À noter, environ 11 % des ordonnances donnent lieu à un traitement pénal pour violation de l’ordonnance. Sur 959 affaires entre 2014 et 2017, 59 % ont été classées sans suite, 7 % des prévenus ont été relaxés et 34 % condamnés.

Toutes les violences conjugales ne sont pas pénalisées de la même façon

Une partie de l’étude est consacrée au téléphone grand danger (TGD). Elle relève des usages parfois « au-delà des textes », sous l’impulsion de magistrats volontaristes. La recherche note aussi que pour les magistrats, le grand danger apparaît moins lié à la gravité des actes de l’auteur qu’à son apparente incapacité à accepter la séparation ou à prendre en considération les rappels à l’ordre des institutions judiciaires.

La recherche s’est enfin penchée sur des dossiers pénaux de violences conjugales. Outre le degré de violences, ce qui détermine l’orientation pénale, c’est la situation d’emprise de la victime et la dangerosité de l’individu (analysée sous l’angle de son impulsivité et de son casier judiciaire). L’absence de plainte de la victime ne semble pas être un frein aux poursuites lorsque la gravité des faits est avérée. Mais si l’ambiguïté dont peuvent faire preuve les victimes vis-à-vis des auteurs, n’a pas de conséquences directes sur la décision du parquet de poursuivre, elle est décisive au moment de la sanction.

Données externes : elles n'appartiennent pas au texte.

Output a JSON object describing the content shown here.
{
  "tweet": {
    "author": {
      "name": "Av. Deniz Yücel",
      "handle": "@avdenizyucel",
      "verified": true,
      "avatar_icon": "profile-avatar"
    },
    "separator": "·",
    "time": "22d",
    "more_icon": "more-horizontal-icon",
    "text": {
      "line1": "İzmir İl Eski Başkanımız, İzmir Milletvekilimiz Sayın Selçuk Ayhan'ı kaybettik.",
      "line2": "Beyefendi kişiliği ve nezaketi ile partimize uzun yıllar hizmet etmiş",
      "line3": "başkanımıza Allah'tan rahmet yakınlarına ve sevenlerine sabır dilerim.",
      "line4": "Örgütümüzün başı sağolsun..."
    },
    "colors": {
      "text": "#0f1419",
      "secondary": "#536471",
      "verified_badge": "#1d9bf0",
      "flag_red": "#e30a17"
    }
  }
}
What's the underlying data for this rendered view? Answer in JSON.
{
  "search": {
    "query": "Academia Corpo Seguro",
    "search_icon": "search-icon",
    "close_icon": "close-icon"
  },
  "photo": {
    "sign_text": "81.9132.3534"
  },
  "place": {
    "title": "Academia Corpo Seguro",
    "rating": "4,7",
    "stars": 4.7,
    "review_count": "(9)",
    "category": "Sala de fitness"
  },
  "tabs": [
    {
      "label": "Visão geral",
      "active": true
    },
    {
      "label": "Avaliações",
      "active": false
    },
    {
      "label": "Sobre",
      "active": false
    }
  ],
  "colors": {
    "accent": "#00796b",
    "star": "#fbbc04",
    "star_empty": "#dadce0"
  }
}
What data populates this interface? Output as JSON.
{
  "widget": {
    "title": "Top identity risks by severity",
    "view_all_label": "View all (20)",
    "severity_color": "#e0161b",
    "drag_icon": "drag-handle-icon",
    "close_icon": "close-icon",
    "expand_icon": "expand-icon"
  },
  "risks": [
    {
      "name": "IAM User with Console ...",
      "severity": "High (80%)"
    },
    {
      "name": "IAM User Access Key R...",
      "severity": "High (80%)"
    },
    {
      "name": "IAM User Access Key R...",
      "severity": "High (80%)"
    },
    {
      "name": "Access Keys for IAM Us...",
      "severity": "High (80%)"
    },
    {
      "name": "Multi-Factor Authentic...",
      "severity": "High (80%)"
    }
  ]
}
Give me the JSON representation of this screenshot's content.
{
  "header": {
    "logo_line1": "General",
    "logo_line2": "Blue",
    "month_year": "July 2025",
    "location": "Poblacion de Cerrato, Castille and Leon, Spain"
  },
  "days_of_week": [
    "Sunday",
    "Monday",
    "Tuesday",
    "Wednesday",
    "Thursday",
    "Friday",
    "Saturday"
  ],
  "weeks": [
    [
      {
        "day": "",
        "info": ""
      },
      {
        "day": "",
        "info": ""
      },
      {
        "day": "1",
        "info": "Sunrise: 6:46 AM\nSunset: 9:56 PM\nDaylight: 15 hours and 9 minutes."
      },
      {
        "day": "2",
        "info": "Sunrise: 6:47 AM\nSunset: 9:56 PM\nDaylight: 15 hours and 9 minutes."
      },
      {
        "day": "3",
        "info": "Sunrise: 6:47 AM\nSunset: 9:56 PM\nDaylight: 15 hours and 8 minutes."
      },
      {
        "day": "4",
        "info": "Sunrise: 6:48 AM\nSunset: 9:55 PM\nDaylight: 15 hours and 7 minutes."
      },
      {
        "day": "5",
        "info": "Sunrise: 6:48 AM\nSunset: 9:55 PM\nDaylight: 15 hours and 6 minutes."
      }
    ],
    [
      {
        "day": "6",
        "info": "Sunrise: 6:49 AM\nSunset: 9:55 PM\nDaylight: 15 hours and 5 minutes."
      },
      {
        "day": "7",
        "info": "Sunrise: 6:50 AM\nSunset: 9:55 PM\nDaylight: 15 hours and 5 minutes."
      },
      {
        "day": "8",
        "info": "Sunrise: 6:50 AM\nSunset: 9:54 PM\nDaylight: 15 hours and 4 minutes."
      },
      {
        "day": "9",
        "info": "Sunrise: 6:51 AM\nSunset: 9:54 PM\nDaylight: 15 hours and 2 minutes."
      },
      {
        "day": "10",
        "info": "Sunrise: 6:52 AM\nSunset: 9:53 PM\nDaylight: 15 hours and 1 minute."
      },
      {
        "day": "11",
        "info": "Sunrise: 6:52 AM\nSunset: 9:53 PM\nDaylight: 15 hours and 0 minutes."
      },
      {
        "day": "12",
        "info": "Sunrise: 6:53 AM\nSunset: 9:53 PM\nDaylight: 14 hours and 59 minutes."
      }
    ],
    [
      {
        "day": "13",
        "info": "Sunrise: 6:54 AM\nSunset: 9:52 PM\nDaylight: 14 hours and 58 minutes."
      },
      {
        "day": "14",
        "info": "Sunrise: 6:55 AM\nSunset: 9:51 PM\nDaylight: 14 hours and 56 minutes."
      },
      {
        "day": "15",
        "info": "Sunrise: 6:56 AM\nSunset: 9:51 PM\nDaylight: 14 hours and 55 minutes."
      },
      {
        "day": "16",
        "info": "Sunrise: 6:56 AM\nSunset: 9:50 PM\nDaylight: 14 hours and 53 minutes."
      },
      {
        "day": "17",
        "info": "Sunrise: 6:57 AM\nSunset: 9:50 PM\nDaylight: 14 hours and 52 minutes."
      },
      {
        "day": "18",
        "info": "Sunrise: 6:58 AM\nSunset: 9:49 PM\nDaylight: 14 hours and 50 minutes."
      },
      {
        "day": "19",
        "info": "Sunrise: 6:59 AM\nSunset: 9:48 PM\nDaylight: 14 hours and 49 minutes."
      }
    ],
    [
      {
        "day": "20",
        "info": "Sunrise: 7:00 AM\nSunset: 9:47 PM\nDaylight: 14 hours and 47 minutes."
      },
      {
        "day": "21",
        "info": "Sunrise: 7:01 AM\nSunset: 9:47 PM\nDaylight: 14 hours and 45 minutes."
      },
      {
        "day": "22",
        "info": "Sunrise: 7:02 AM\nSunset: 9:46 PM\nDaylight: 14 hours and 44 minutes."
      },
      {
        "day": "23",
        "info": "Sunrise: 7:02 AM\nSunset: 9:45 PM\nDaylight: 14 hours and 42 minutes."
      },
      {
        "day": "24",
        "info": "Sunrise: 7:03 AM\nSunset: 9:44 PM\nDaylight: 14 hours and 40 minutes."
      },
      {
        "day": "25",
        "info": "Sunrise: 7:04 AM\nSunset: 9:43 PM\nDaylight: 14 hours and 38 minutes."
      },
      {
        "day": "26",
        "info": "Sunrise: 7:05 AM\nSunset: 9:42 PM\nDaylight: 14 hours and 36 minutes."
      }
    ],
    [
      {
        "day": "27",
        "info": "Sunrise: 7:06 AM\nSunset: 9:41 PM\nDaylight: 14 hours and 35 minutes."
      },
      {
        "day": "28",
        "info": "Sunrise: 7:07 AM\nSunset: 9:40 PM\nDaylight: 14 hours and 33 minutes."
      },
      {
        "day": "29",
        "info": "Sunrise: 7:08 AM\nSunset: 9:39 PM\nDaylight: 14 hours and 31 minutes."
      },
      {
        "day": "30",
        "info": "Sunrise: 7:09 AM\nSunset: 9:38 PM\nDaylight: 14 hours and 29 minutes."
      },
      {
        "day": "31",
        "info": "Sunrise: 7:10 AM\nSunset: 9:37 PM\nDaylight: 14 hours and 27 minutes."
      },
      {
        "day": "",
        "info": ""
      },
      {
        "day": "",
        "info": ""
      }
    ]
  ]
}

Si dans leurs discours, tous les magistrats prennent soin de réaffirmer le caractère transclasse des violences conjugales, les classes moyennes et supérieures sont nettement moins représentées dans les affaires poursuivies que dans les alternatives. La recherche insiste aussi sur la relative clémence des peines. Le sursis simple apparaît comme la modalité d’exécution privilégiée de la peine d’emprisonnement.